Die Arbeiten von Wahlqvist haben belegt, dass die Blutzuckerspitze bei allen Kohlenhydraten unabhängig von der Komplexität ihrer Moleküle ungefähr zeitgleich erfolgt.

Die oben aufgeführte Kurve zeigt, dass alle auf nüchternen Magen und einzeln verzehrten Kohlenhydrate (unabhängig von der Komplexität ihrer Moleküle) nach 25 bis 30 Minuten resorbiert werden. Die 5 Minuten Unterschied sind auf die gesamte Dauer der Verdauung, die bei ca. 3 Stunden liegt, zu vernachlässigen.

Daher kann man davon ausgehen, dass die Zeitspanne zwischen Verzehr eines Kohlenhydrats und des Auftretens der Blutzuckerspitze bei der entsprechenden höchsten Glukoseresorption bei allen Kohlenhydraten unabhängig von ihrer Komplexität gleich ist .

Diese Tatsache ist seit Beginn der 80er Jahre bekannt und war Anlass zu mehreren Veröffentlichungen und zahlreichen Artikeln. In Frankreich zählen zu den Autoren die Doktoren Jean-Pierre Ruasse, Nelly Danan und insbesondere Professor Gérard Slama.
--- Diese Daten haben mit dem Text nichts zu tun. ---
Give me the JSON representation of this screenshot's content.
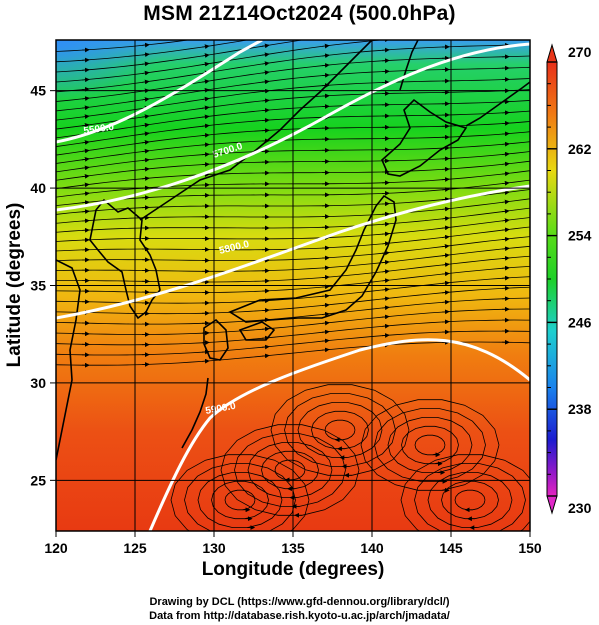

Letzterer hat im übrigen seit mehr als 10 Jahren den Schwerpunkt seiner Arbeit auf dieses Thema gelegt. In seinen Artikeln und Vorträgen anlässlich von Ernährungskongressen (insbesondere DIETECOM), ruft er Ernährungswissenschaftler und -berater dazu auf, dieses Konzept nicht weiter zu verwenden, da es nicht den physiologischen Tatsachen entspricht.
Er hat jedoch Mühe, sich Gehör zu verschaffen! Fast alle Äußerungen von Ernährungswissenschaftlern, der Nahrungsmittelindustrie und der Medien beziehen sich auch heute noch auf den überholten Begriff von „langsamen Zuckern“ und „schnellen Zuckern“.

Ganz zu schweigen von der Welt des Sports, wo dieser Begriff immer noch mit einer fast andächtigen Gewissheit verwendet wird!
Zugegebenermaßen hinterlässt dies keinen seriösen Eindruck in Kreisen der Ernährungswissenschaft, die sich auf einen systematischen wissenschaftlichen Ansatz berufen. Die meisten Vertreter ihres Berufsstandes haben nämlich viel Mühe, nicht nur sich selbst in Frage zu stellen, sondern auch ihre Meinung entsprechend neuer Forschungsergebnisse anzupassen.
Das ist sicher der Grund warum  die breite Öffentlichkeit oft den Eindruck hat, dass in diesem Bereich viele Misstöne zu hören sind.

Fazit: Die Einteilung der Kohlenhydrate in langsame und schnelle Zucker ist falsch, da sie, wie Professor Slama betont, auf keiner physiologischen Tatsache beruht. Seit mehr als 20 Jahren wurde deshalb der Begriff des glykämischen Index geprägt, der die Fähigkeit eines Kohlenhydrats ausdrückt, die Glykämie zu erhöhen. Damit können auch die möglichen Auswirkungen auf den Stoffwechsel vorhergesehen werden.

Michel Montignac ist der erste Ernährungswissenschaftler der Welt, der Ende der 80er Jahre die Verwendung des Konzepts des glykämischen Indexes  im Zusammenhang mit Gewichtsverlust vorschlug.
Es handelt sich hierbei also um ein grundlegendes Konzept der Montignac-Methode!